Linguistic Extension for Group Multicriteria Project Manager Selection

1Faculty of Technology, University Malaysia Pahang, 26300 Pahang, Malaysia
2Department of Industrial Engineering, Qazvin Branch, Islamic Azad University, Qazvin, Iran
3Department of Industrial Engineering, Shirvan Branch, Islamic Azad University, Shirvan, Iran

Received 14 December 2013; Accepted 12 February 2014; Published 24 March 2014

Academic Editor: Farhad Hosseinzadeh Lotfi

Copyright © 2014 Javad Dodangeh et al. This is an open access article distributed under the Creative Commons Attribution License, which permits unrestricted use, distribution, and reproduction in any medium, provided the original work is properly cited.

Abstract

Qualified human resource selection is one of the organizational key success factors. Since choosing the best candidate to fill the defined vacancy in a company is a complex task, intelligence analytical methods would be required to deal with this important issue. Regarding the vagueness and uncertainty of human resource selection process, it requires the linguistic extension of multicriteria decision making (MCDM) models for robust recruitment. This research is aimed to develop a fuzzy MCDM model for linguistic reasoning under new fuzzy group decision making. The new linguistic reasoning for group decision making is able to aggregate subjective evaluation of the decision makers and hence create an opportunity to perform more robust human resource selection procedures. A numerical example demonstrates possibilities for the improvement of human resource management and any other business decision areas through applying the proposed model.

1. Introduction

Traditional human resource selection method uses experimental and statistical techniques approach. After using the experimental approach, decision makers, with the help of their experiences and understanding of the job specifications, select the human resource. In the statistical techniques approach decision makers get decision through the arrangement of test scores and the measurement of candidates’ accomplishment. Interviewing related candidates is one of the techniques concerning human resource selection. Robertson and Smith [1] present notable ability and availability of interviews to predict the performance of the human resource in the job. A number of studies deal with making better human resource selection decisions in organizations. These studies are based on interviews, work sample tests, assessment centers, resumes, job knowledge tests, and personality tests in human resource management [2], while multicriteria decision making (MCDM) techniques were used by only a few of them [3].

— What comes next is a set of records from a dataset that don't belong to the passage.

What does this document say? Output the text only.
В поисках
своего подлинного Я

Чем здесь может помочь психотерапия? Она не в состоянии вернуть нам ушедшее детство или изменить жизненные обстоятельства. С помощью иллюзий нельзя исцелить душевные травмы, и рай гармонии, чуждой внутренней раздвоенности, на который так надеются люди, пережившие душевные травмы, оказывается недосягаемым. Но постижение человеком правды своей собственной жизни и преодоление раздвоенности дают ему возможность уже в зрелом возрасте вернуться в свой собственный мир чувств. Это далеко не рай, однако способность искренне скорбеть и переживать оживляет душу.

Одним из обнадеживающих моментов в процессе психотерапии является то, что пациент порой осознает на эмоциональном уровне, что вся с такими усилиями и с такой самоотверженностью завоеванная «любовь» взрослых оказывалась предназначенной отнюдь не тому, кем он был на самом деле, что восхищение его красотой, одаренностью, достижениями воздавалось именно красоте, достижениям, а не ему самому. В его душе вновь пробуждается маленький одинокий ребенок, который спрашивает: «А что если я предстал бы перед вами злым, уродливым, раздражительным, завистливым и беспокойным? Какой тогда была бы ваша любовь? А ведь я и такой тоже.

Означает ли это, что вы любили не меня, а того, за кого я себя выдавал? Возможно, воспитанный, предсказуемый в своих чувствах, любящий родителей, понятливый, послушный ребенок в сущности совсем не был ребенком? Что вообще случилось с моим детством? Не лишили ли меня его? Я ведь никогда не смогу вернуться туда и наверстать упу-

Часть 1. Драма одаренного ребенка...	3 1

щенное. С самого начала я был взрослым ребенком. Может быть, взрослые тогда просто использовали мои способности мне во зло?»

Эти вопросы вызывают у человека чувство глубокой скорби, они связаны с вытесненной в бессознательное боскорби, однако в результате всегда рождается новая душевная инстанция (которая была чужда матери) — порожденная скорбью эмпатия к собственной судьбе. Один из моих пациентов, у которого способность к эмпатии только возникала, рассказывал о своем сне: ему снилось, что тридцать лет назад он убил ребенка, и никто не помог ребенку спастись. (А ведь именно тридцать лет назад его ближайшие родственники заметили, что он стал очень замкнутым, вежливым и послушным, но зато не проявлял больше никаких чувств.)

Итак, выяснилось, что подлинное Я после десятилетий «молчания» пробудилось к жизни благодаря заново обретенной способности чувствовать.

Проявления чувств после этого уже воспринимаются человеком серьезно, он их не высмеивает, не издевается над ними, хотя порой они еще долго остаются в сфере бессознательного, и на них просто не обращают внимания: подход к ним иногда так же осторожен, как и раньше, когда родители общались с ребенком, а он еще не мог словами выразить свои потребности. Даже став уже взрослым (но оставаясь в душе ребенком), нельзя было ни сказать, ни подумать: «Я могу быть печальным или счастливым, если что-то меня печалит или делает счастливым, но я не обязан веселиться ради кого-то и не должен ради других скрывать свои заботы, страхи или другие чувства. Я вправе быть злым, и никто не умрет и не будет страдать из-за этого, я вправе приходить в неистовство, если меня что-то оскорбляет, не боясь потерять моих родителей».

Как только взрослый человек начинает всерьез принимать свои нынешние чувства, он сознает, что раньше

Searching for MCDM, fuzzy logic, and human resource selection separately has a few results in research databases. But searching for the keywords together results in few researches. Authors could not find any article from our research database search for the three keywords of MCDM, fuzzy logic, and project manager selection! Lack of research in this field guides authors to contribute to the knowledge of human resource selection, with current developed linguistic extension of MCDM for group project manager selection problem. The usage of fuzzy linguistic variables to conduct evaluation will enhance the efficiency of decision making by reducing error in utility values in human resource selection. The main objective of this research is to develop a fuzzy MCDM model for linguistic reasoning under new fuzzy group decision making for candidate evaluation in project manager selection process. Since the modeling of fuzzy linguistic extension of MCDM for group project manager selection problem is in essence non-existent, this study has aimed to fulfill several particular contributions comprising(i)determining the explicit criteria and subcriteria regarding the project manager selection problem;(ii)employing fuzzy linguistic extension of group MCDM for project manager selection problem under uncertainty. The new linguistic reasoning for group decision making is able to aggregate subjective evaluation of the decision makers and hence create an opportunity to perform more robust human resource selection procedures.In Section 2, the literature of human resource selection and MCDM is reviewed. The proposed model and a real case study are discussed in Sections 3 and 4, respectively. Finally, Section 5 provides concluding remarks.

2. Literature Review

MCDM deals with decision problems with a number of decision criteria and it is a branch of operations research models, which is divided into multiattribute decision making (MADM) and multiobjective decision making (MODM). Each of the above categories consists of several methods. Each method can also be classified as deterministic, stochastic, and fuzzy methods with its own characteristics. Sometimes researchers may use a combination of the methods. The methods can be classified as a single or group decision making methods based on the number of decision makers [4]. Some of the contributors applied AHP [58], ANP [9, 10], DEMATEL [11], TOPSIS [12], and Expert Systems [2, 1318] in human resource selection.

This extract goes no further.